Canada has been a leader in this trend, selling its genetics to breeders in other countries around the world.
Those gains didn’t come without a cost. Consumers haven’t always been happy with the product they got. At least some of them want fat throughout the meat for flavour. This issue’s cover story is about the industry’s efforts to meet varying demands for different genetics using ultrasound technology that was not available a few years ago.
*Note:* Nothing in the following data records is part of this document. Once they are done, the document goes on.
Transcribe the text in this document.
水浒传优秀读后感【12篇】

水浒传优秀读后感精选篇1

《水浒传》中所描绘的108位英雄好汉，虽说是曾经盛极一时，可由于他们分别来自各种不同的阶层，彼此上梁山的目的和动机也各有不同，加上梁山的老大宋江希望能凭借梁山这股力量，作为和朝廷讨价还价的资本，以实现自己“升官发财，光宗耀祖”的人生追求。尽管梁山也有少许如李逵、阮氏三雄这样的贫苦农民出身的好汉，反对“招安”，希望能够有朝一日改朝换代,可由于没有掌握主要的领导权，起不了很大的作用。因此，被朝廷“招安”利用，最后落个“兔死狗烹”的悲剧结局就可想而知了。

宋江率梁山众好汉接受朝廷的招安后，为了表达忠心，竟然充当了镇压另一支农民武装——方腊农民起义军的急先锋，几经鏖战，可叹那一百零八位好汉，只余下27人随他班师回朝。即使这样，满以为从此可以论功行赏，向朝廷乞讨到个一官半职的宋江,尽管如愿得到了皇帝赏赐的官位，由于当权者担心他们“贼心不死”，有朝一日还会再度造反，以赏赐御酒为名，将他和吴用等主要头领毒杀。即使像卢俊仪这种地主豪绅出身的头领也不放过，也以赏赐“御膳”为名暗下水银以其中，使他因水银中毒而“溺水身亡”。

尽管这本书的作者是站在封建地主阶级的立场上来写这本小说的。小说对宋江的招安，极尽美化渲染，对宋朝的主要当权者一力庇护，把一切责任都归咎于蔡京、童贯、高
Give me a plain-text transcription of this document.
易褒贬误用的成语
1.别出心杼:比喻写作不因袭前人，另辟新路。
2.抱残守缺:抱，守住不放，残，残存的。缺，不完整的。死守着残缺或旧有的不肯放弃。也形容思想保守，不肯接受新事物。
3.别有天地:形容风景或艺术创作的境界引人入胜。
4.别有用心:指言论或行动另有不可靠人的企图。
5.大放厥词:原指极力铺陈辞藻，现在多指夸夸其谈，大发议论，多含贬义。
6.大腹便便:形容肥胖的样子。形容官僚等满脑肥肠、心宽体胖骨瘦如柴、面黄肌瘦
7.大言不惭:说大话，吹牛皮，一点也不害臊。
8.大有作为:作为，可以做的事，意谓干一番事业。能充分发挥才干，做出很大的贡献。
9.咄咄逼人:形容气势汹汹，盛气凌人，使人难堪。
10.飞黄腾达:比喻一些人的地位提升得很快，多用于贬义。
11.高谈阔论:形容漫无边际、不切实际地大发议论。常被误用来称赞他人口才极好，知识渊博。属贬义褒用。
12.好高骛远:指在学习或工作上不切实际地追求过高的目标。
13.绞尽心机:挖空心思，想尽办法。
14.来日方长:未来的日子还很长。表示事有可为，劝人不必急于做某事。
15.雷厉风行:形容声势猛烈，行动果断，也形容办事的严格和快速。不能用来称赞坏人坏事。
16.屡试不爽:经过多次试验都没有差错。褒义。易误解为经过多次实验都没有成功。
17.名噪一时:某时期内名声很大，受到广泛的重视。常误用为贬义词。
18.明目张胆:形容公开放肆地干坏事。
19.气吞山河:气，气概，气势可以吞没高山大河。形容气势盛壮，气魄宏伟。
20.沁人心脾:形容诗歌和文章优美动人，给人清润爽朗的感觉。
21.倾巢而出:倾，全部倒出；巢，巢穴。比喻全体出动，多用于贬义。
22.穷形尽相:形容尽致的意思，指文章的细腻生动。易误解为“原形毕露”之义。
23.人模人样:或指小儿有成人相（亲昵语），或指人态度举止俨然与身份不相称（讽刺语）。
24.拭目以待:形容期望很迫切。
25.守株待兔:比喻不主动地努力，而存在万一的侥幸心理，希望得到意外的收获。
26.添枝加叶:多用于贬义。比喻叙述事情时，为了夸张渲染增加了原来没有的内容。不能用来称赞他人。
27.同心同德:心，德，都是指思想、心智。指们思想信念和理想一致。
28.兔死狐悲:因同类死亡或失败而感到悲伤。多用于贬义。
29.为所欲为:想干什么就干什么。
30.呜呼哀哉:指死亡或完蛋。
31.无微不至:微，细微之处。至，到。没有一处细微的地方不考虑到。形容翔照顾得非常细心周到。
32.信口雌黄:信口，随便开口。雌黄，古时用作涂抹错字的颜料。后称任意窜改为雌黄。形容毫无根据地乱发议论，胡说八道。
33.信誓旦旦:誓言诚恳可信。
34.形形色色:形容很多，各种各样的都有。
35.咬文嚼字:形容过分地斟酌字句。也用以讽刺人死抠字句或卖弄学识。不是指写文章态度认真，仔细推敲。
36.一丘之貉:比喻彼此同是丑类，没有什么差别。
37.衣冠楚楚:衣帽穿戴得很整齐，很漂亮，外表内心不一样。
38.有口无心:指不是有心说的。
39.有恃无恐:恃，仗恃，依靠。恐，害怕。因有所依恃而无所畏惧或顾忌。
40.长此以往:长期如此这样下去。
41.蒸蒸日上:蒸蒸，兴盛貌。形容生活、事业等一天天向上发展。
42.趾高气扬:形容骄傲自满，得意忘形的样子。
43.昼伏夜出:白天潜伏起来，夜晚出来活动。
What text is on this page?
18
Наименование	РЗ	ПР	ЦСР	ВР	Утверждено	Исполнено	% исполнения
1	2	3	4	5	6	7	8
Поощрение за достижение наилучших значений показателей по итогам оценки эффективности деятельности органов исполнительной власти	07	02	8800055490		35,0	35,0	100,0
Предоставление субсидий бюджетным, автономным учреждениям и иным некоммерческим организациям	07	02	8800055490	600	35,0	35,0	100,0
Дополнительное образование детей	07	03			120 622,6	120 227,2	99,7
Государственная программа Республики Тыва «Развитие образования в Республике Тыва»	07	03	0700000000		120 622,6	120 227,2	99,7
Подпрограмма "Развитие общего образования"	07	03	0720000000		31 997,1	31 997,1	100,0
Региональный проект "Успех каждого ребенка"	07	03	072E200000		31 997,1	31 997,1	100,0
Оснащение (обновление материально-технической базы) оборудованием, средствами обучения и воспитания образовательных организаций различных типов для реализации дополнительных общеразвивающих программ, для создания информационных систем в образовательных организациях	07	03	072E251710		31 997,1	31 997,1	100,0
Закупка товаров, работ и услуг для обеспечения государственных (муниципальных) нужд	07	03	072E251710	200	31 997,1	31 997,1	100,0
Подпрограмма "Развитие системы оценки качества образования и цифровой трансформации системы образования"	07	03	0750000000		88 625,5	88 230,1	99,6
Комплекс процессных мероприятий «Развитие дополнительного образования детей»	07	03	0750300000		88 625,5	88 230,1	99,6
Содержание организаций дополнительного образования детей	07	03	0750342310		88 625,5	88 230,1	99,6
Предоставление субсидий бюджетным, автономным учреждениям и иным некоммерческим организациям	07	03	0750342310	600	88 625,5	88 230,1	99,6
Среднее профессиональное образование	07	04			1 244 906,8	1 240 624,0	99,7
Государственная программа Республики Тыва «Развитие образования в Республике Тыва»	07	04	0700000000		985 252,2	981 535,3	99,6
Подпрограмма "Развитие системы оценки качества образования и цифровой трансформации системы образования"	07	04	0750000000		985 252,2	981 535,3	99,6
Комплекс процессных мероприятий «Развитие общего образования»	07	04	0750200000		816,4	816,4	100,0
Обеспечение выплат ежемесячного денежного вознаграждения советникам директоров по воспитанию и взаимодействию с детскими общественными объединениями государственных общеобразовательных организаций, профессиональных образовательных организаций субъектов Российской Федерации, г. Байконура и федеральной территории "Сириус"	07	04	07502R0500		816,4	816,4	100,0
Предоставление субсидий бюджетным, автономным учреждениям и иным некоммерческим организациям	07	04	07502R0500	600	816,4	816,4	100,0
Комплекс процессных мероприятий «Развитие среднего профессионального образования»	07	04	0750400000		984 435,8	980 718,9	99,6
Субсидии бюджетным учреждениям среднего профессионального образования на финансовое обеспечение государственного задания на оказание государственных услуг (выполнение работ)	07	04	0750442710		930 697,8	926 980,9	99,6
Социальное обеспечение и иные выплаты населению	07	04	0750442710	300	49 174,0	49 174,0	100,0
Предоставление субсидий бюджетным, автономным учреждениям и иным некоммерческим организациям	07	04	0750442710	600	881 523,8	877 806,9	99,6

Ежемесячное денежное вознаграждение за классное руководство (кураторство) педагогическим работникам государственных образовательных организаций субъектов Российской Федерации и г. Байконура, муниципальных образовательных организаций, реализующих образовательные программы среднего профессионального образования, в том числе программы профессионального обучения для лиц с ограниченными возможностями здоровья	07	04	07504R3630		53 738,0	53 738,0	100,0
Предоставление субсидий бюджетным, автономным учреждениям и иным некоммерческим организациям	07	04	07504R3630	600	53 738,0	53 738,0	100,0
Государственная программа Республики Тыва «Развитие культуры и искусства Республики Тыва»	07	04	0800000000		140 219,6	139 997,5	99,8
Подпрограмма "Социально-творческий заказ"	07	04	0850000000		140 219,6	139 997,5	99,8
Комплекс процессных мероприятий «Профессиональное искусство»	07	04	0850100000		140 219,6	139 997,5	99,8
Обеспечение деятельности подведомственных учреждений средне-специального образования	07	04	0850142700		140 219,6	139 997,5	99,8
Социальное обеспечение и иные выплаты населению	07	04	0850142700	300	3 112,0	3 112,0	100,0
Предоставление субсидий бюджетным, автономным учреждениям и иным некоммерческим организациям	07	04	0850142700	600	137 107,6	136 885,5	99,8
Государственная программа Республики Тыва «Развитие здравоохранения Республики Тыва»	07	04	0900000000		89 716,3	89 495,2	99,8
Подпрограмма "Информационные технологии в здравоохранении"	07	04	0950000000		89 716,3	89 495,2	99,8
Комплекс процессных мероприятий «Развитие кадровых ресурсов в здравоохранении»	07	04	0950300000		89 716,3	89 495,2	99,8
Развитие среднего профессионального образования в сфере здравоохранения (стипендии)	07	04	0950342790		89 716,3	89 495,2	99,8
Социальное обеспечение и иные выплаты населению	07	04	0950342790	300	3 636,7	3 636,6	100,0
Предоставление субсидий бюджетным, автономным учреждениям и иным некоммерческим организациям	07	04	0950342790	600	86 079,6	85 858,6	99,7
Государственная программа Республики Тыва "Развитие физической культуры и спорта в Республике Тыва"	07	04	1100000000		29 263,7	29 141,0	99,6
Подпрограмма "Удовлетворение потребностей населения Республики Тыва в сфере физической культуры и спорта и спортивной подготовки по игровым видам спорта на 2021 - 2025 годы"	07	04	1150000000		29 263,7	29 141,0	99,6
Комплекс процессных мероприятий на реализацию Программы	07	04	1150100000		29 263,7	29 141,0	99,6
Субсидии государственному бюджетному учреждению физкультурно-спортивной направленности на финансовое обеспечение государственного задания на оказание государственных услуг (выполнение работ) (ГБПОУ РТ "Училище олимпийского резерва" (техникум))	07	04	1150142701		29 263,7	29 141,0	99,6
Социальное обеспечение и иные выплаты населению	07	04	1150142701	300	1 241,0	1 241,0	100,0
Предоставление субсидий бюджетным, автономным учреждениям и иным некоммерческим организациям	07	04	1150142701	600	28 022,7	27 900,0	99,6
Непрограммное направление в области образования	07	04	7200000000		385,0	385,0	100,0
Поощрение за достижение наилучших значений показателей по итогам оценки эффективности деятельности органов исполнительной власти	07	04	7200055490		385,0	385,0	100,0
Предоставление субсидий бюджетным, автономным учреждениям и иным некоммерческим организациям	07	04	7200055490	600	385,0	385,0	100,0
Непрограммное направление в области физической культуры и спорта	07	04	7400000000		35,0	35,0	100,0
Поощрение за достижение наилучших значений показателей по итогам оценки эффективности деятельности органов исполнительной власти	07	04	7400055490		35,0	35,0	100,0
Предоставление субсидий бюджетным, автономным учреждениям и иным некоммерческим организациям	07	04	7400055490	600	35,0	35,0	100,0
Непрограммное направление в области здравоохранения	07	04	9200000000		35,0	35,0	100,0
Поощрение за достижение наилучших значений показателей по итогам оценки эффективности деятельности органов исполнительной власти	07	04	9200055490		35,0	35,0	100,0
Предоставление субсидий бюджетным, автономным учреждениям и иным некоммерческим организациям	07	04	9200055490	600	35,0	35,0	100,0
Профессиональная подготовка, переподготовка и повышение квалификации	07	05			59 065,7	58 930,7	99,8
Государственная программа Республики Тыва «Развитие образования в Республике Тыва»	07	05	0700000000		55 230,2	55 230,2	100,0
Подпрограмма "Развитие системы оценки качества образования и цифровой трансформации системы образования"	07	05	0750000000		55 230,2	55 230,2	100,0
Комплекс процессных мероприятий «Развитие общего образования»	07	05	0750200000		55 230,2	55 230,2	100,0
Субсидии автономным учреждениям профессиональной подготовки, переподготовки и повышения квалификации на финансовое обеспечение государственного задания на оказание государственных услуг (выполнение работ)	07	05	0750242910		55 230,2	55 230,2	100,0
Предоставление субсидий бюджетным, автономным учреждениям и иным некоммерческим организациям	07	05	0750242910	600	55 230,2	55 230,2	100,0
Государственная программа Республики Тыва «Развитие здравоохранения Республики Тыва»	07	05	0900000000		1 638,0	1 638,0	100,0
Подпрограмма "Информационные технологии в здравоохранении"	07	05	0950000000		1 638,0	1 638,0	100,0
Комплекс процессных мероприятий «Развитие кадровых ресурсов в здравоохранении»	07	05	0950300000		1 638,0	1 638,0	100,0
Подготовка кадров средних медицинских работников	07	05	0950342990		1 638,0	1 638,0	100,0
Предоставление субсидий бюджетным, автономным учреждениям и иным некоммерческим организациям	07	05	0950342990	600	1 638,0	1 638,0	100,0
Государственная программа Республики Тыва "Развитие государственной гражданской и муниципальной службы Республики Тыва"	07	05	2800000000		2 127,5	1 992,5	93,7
The day when a farrowing barn operator can order semen to produce high or low marbling is here now. That story, by Don Stoneman, starts on page 12.
Our nutrition writer Janice Murphy continues to examine the role that spray-dried blood plasma in feed plays in the feeding of newly weaned pigs. There’s more evidence that points towards an enhanced immune function in stressed pigs. Her article starts on page 25.
In the first of a two-part series, veterinarian Ernest Sanford looks at external parasitic diseases that have largely been removed from the province’s pig herds. The writer says their elimination is a cause for celebration.
And our European writer, Norman Dunn warns that in Germany some highly productive herds are taking longer to farrow, throwing breeding schedules out of whack. It’s proof once again that, when it comes to genetics, not all gains are straightforward.